Zorita lachte laut auf. „SI Fighter Pilot PvP - du würdest sie in Grund und Boden zocken. Letzte Woche war Mum mal dabei und hat die ganze Riege in unter fünf Minuten abgeschossen. Farrell und Henry zuletzt, aber trotzdem.”
„Klingt verlockend.” Die Kimera zupfte den Strohhalm aus der Limonade und nahm einen großen Schluck. „Ich denke mir, wir könnten auch eine ... echte Pilotenrunde machen. Deram und ich, und deine Mum auch, wenn sie will. Ist vermutlich schon lustiger, als ein militärischer Simulatorflug.”
„Ja, ist es. Morgen? Das ist eh ein Samstag. Dann sorg ich dafür, dass ein paar Plätze frei sind, und ich zocke auch mit.”
„Wisst ihr was”, ergriff Ron das Wort, „Plant mich auch ein, okay?”

Das taten sie.
Der Freitag ging vorbei, der Samstag kam. Die jugendlichen Zocker sowie Zorita und Ron wurden von der einfallenden Pilotenriege zunächst vernichtet, bevor der Spielmodus auf Team gegen Team umgestellt wurde. Drei Piloten, drei Teams - am Ende gewann Derams, was allerdings nicht ausschließlich ihr zuzuschreiben war, sondern auch der Tatsache, dass Farrell in ihrem Team spielte und offenbar mitten im Spiel plötzlich Zugriff auf einen guten Teil von Dads Pilotenwissen erlangte.
Natürlich, Wissen allein nützte nichts, man brauchte Erfahrung ... aber Farrell hatte ja Erfahrung, wenngleich nur vor dem Bildschirm.
Zur Entspannung danach spielten einige ein paar Runden Mars Race - durch die unmögliche Spielphysik hatten die Piloten dort keinen besonders großen Vorteil und verloren durchaus mal. Ron als Implantant allerdings stellte sich sehr schnell auf die Spielphysik ein und holte sich zwei erste Plätze, noch bevor der Pizzabote an der Tür klingelte.
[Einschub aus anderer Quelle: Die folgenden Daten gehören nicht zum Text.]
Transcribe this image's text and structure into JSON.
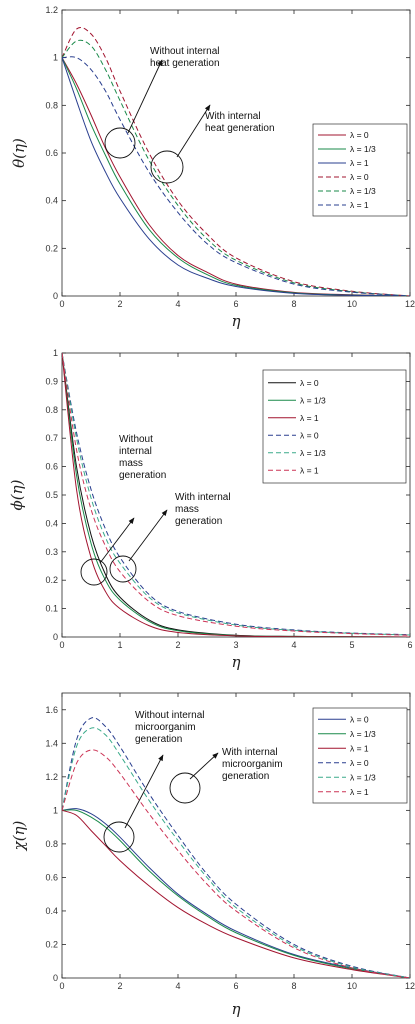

Der Pizzabote entpuppte sich als ein sehr mürrischer Broyc, der sichtlich nicht damit einverstanden war, wie ein Atavus wie er in Clearwater integriert werden sollte. Aber was hatte er denn sonst zu bieten? Als kampfstarker Schrank wurde er nicht gebraucht, geschweige denn gewünscht.
Harmony kam nicht umhin, sich zu fragen, welche Beschäftigung Howlyn aufgeladen würde.
Yulyn wusste es: Howlyn sollte Gärtner Joe Myers zur Hand gehen, weigerte sich allerdings noch, während Juda sich als Regalgehilfin im Sexshop sehr interessiert zeigte, was die menschliche Anatomie so hergab.
Zorita zuckte nur mit den Schultern. „Soll der Macho halt den Hausmann und Vater machen, damit nagt er nur an seinem eigenen möchtegern-männlichen Stolz. Irgendjemand muss eh auf Caedra aufpassen.”
„Die Kleine geht doch in den Kindergarten”, kam von Ron, „Howlyn sitzt sich zuhause nur den Hintern platt und sonst gar nichts.”
„Wenn er zuhause rum sitzt, spießt er niemanden auf”, stellte Licau fest, „soll mir recht sein.” Sie beäugte das Pizzastück in Farrells Händen und nahm sich kurzerhand eine Chili herunter. „Im Vergleich zu Nahema benimmt er sich eh.”
„Gut für ihn”, sagte Harmony kauend, „Nahema ist ja tot, das will er ihr bestimmt nicht nachmachen.”
„Doppelt tot”, mampfte Dominic dazwischen.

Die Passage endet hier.